Trade disputes between the two countries were structural conflicts which would be solved gradually by keeping the overall situation in mind and taking comprehensive measures, he said. Wen said China was willing to discuss with its U.S. partner, on the basis of mutual respect and equal treatment, the mode of large scale cooperation in finance, trade and investment. China was also willing to work together with the United States to jointly safeguard the international financial stability and push for a balanced and sustainable development in bilateral trade, he added. The Chinese premier expressed the hope that the United States would recognize China's status of a full market economy and loosen restrictions on exports to China. Wen also reaffirmed China's unwavering determination to promote the reform of the RMB exchange rate mechanism and national treatment for foreign firms, including U.S. firms. China welcomes these foreign firms to participate more actively in China's economic development.

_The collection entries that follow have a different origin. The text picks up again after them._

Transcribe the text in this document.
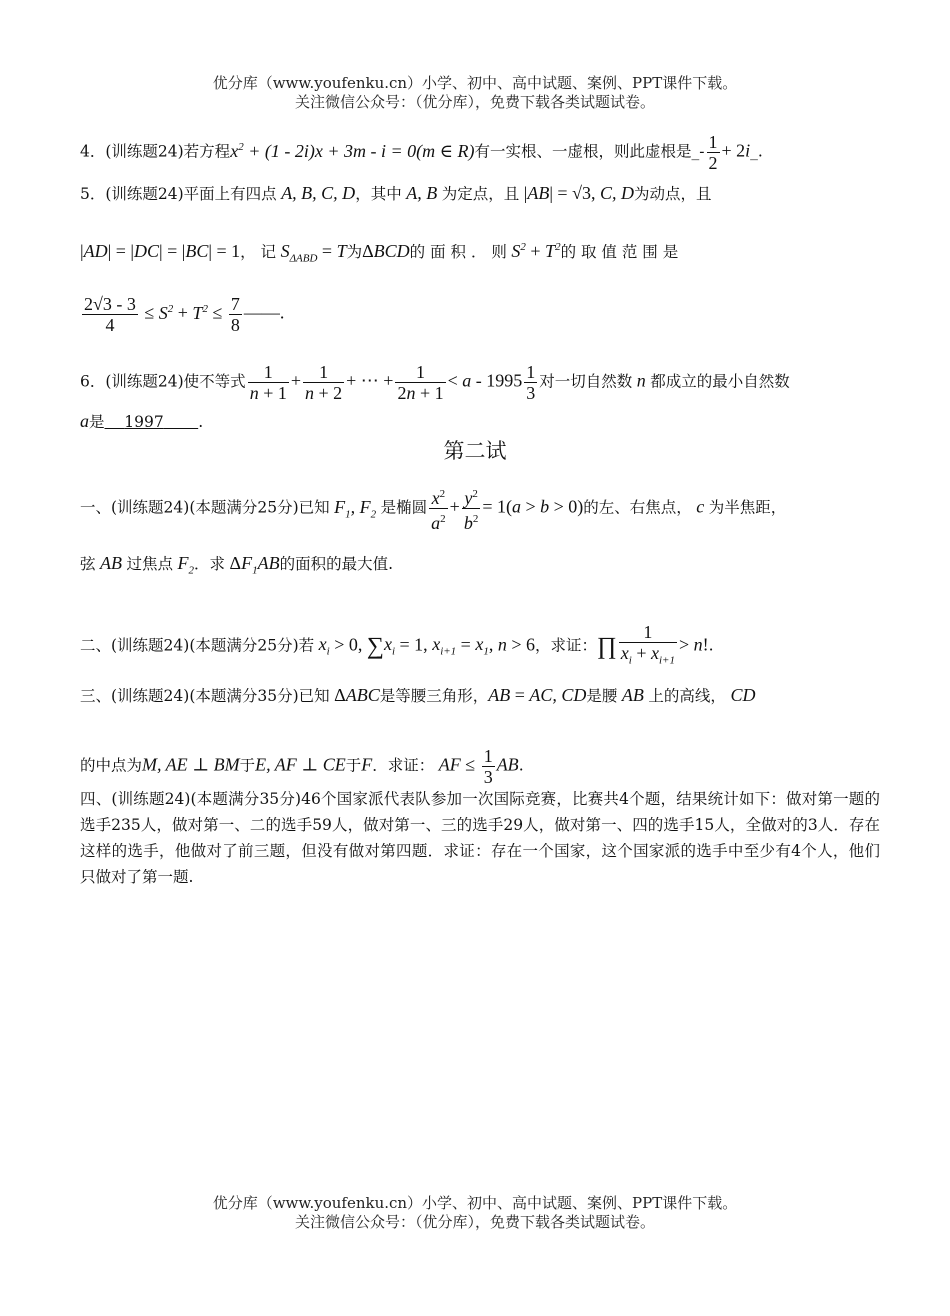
优分库（www.youfenku.cn）小学、初中、高中试题、案例、PPT课件下载。
关注微信公众号：（优分库），免费下载各类试题试卷。
4．(训练题24)若方程$x^2 + (1 - 2i)x + 3m - i = 0(m$ ∈ R)有一实根、一虚根，则此虚根是_- $\frac{1}{2}$ + 2i_.
5．(训练题24)平面上有四点 A, B, C, D，其中 A, B 为定点，且 |AB| = √3, C, D为动点，且
|AD| = |DC| = |BC| = 1， 记 $S_{\Delta ABD} = T$为ΔBCD的 面 积 ． 则 $S^2 + T^2$的 取 值 范 围 是
$\frac{2√3 - 3}{4} \le S^2 + T^2 \le \frac{7}{8}$ ——.
6．(训练题24)使不等式 $\frac{1}{n + 1} + \frac{1}{n + 2}$ + ⋯ + $\frac{1}{2n + 1} < a - 1995 \frac{1}{3}$ 对一切自然数 n 都成立的最小自然数
a是 1997 .
第二试
一、(训练题24)(本题满分25分)已知 $F_1$, $F_2$ 是椭圆 $\frac{x^2}{a^2} + \frac{y^2}{b^2} = 1(a > b > 0)$的左、右焦点， c 为半焦距，
弦 AB 过焦点 $F_2$．求 $\Delta F_1AB$的面积的最大值.
二、(训练题24)(本题满分25分)若 $x_i > 0$, $\sum x_i = 1$, $x_{i+1} = x_1$, n > 6，求证：∏ $\frac{1}{x_i + x_{i+1}} > n$!.
三、(训练题24)(本题满分35分)已知 ΔABC是等腰三角形，AB = AC, CD是腰 AB 上的高线， CD
的中点为M, AE ⊥ BM于E, AF ⊥ CE于F．求证： AF ≤ $\frac{1}{3}$ AB.
四、(训练题24)(本题满分35分)46个国家派代表队参加一次国际竞赛，比赛共4个题，结果统计如下：做对第一题的选手235人，做对第一、二的选手59人，做对第一、三的选手29人，做对第一、四的选手15人，全做对的3人．存在这样的选手，他做对了前三题，但没有做对第四题．求证：存在一个国家，这个国家派的选手中至少有4个人，他们只做对了第一题.
优分库（www.youfenku.cn）小学、初中、高中试题、案例、PPT课件下载。
关注微信公众号：（优分库），免费下载各类试题试卷。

Wen noted that China and the United States had broad common interests in fighting global challenges, solving regional hot spot issues and conducting pragmatic cooperation. The Sino-U.S. relationship had gone beyond the bilateral scope and had important influence internationally, he said. He said that China was ready to keep close coordination with the United States, foster favorable conditions for the visit to the United States by Chinese President Hu Jintao next year, and push the bilateral ties to a higher level.
Obama said his administration had established a positive, cooperative and comprehensive relationship with China. The fact that both countries had had effective cooperation within the Group of 20 (G20) and had joined hands in fighting the international financial crisis was crucial for the whole world, he said. The two sides should strengthen the strategic and economic dialogue, promote the implementation of the consensus reached by the G20 nations and boost the sustainable recovery of the global economy, said the U.S. president.
Obama said the United States welcomed China's RMB exchange rate reform and encouraged the firms from both sides to expand investment. He said his country was willing to strengthen cooperation with China in the fields of energy and environmental protection, and jointly find an effective way to radically improve their trade relationship. Obama said the United States had confidence in overcoming differences through dialogue with China, deepening common interests and developing a strong and cooperative relationship with China.
Obama said he expected to meet President Hu at the G20 and APEC summits later this year and was looking forward to Hu's visit to the United States next year.
Both sides also exchanged views on international and regional issues of common concern.